Look at the MCA of the unit and size for the largest load whether its heat or cool...Then if you are using romex, use the 60 degree column like william said.


----------



## NolaTigaBait (Oct 19, 2008)

myles said:


> I did, which one is romex though?


Are you serious?


----------



## Speedy Petey (Jan 10, 2007)

myles said:


> I was told both the A/C and the A/H were going to be 45 amps so from what i can remember, 6 guage is rated for 60 amps, correct?


I have never seen an AHU (residential that is) that was that big unless it had strip heat in it.


----------



## Speedy Petey (Jan 10, 2007)

myles said:


> I did, which one is romex though?


I agree, are you serious?

Are you even in the electrical field? Or just a general project manager?
You are aware this site is for electrical professionals, aren't you?
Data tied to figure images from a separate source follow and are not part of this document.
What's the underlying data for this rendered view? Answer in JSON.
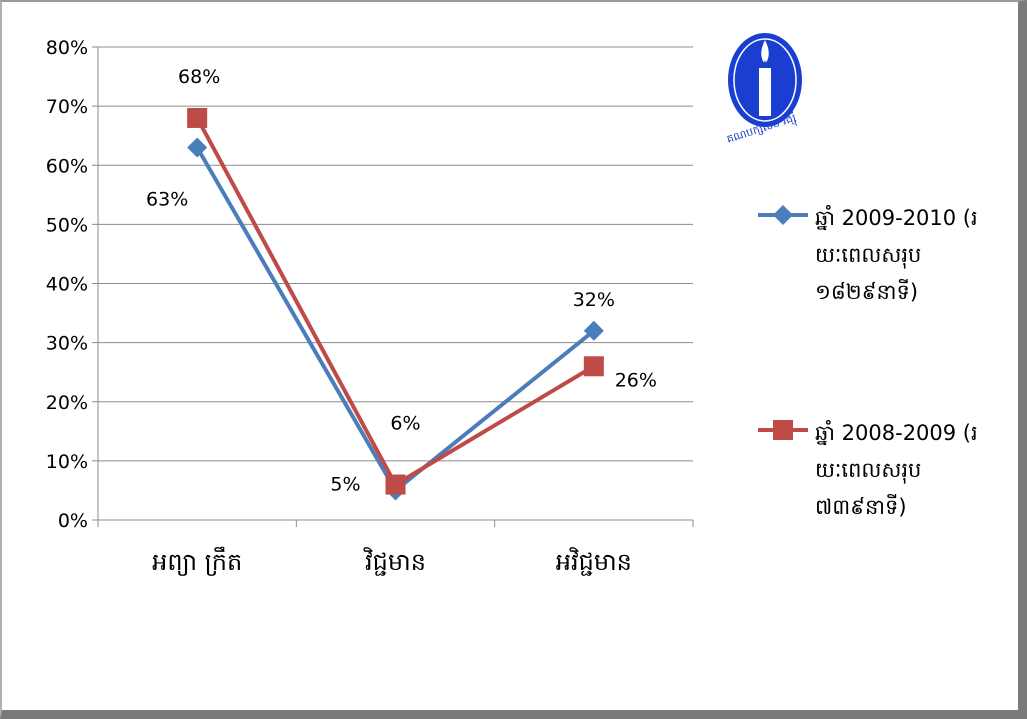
{
  "chart_data": {
    "type": "line",
    "categories": [
      "អព្យា ក្រឹត",
      "វិជ្ជមាន",
      "អវិជ្ជមាន"
    ],
    "ylim": [
      0,
      0.8
    ],
    "yticks": [
      "0%",
      "10%",
      "20%",
      "30%",
      "40%",
      "50%",
      "60%",
      "70%",
      "80%"
    ],
    "grid": true,
    "legend_position": "right",
    "series": [
      {
        "name_lines": [
          "ឆ្នាំ 2009-2010 (រ",
          "យៈពេលសរុប",
          "១៨២៩នាទី)"
        ],
        "color": "#4a7ebb",
        "marker": "diamond",
        "values": [
          0.63,
          0.05,
          0.32
        ],
        "labels": [
          "63%",
          "5%",
          "32%"
        ]
      },
      {
        "name_lines": [
          "ឆ្នាំ 2008-2009 (រ",
          "យៈពេលសរុប",
          "៧៣៩នាទី)"
        ],
        "color": "#be4b48",
        "marker": "square",
        "values": [
          0.68,
          0.06,
          0.26
        ],
        "labels": [
          "68%",
          "6%",
          "26%"
        ]
      }
    ]
  },
  "logo": {
    "icon": "candle-logo-icon",
    "text": "គណបក្សសម រង្ស៊ី",
    "color": "#1a3fd0"
  }
}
You are asking questions that a handyman with half a clue would ask.


----------



## 480sparky (Sep 20, 2007)

myles said:


> *I did, which one is romex though?* From what i remember it's not TW or UF because that's outdoor wire, so number 8 should be fine for 50 amps and below


Big red flags!


----------



## myles (Aug 13, 2009)

Speedy Petey said:


> I agree, are you serious?
> 
> Are you even in the electrical field? Or just a general project manager?
> You are aware this site is for electrical professionals, aren't you?
> ...



Yes i am and i worked for an electrical company running my own crew but that was like 5 years ago. I work for a company now where most of the work we do is for the DOT, which is completely different than residential. 

It has been awhile and i haven't kept up with everything and forgot a lot of what i learned.
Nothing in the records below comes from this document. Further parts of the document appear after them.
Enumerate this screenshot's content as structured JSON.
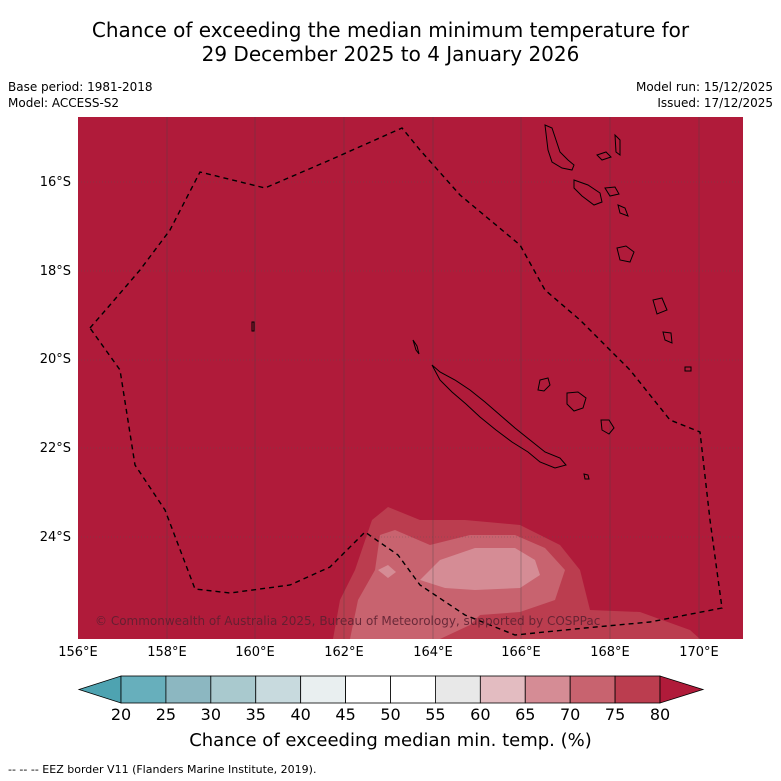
{
  "title": {
    "line1": "Chance of exceeding the median minimum temperature for",
    "line2": "29 December 2025 to 4 January 2026"
  },
  "meta": {
    "base_period": "Base period: 1981-2018",
    "model": "Model: ACCESS-S2",
    "model_run": "Model run: 15/12/2025",
    "issued": "Issued: 17/12/2025"
  },
  "map": {
    "background_color": "#b01b3a",
    "copyright": "© Commonwealth of Australia 2025, Bureau of Meteorology, supported by COSPPac",
    "lat_labels": [
      "16°S",
      "18°S",
      "20°S",
      "22°S",
      "24°S"
    ],
    "lon_labels": [
      "156°E",
      "158°E",
      "160°E",
      "162°E",
      "164°E",
      "166°E",
      "168°E",
      "170°E"
    ]
  },
  "colorbar": {
    "ticks": [
      "20",
      "25",
      "30",
      "35",
      "40",
      "45",
      "50",
      "55",
      "60",
      "65",
      "70",
      "75",
      "80"
    ],
    "colors": [
      "#67afbc",
      "#8cb7c1",
      "#a9c9ce",
      "#c8dade",
      "#e9eff0",
      "#ffffff",
      "#ffffff",
      "#e8e8e8",
      "#e3bcc1",
      "#d58c95",
      "#c8636f",
      "#bb3d4f"
    ],
    "under_color": "#4ea3b1",
    "over_color": "#b01b3a",
    "label": "Chance of exceeding median min. temp. (%)"
  },
  "footnote": "--  --  -- EEZ border V11 (Flanders Marine Institute, 2019)."
}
You dont have to be a **** about it, it was simple question that i could have looked up but i figured with the response time on here i would just ask. 

So yes i work for a contractor and we work in the electrical field, but it's not what i do everyday.


----------



## 480sparky (Sep 20, 2007)

myles said:


> Yes i am and i worked for an electrical company running my own crew but that was like 5 years ago. ............
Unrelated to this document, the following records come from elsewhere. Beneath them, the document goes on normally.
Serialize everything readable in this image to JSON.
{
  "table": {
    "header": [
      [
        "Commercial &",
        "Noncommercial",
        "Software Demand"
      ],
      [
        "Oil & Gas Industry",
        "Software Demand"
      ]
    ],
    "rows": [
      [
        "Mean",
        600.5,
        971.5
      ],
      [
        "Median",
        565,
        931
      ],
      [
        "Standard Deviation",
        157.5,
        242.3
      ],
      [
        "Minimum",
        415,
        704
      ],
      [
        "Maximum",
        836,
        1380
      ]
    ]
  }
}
No offense intended, but sizing conductors is first-year stuff, and it's just like riding a bicycle in that you never forget how.


----------



## NolaTigaBait (Oct 19, 2008)

Even a commercial guy who had never touched romex should know this....oh yeah and no offense.


----------



## myles (Aug 13, 2009)

480sparky said:


> No offense intended, but sizing conductors is first-year stuff, and it's just like riding a bicycle in that you never forget how.


Yes i know and that's what i have forgotten. I didn't know i would get ridiculed for not knowing. I remember how to wire my circuits, switches, panel and everything else i just wanted to make 100% sure i was using the right wire size.

Really we are just trying to save as much money as possible because im only helping a friend, otherwise i would have just bought all 6 guage and this thread wouldn't even exist.


----------



## 480sparky (Sep 20, 2007)

myles said:


> Yes i know and that's what i have forgotten. I didn't know i would get ridiculed for not knowing. I remember how to wire my circuits, switches, panel and everything else i just wanted to make 100% sure i was using the right wire size.
> 
> Really we are just trying to save as much money as possible because im only helping a friend, otherwise i would have just bought all 6 guage and this thread wouldn't even exist.


OK, let's try this:

Go to 334.80 and read it. Then apply that to 310.15.


----------



## myles (Aug 13, 2009)

480sparky said:


> OK, let's try this:
> 
> Go to 334.80 and read it. Then apply that to 310.15.



Thank you :thumbsup:


----------



## Speedy Petey (Jan 10, 2007)

Hey Myles, if you think that was me being a **** stick around. You need to chill out and get some humility.


----------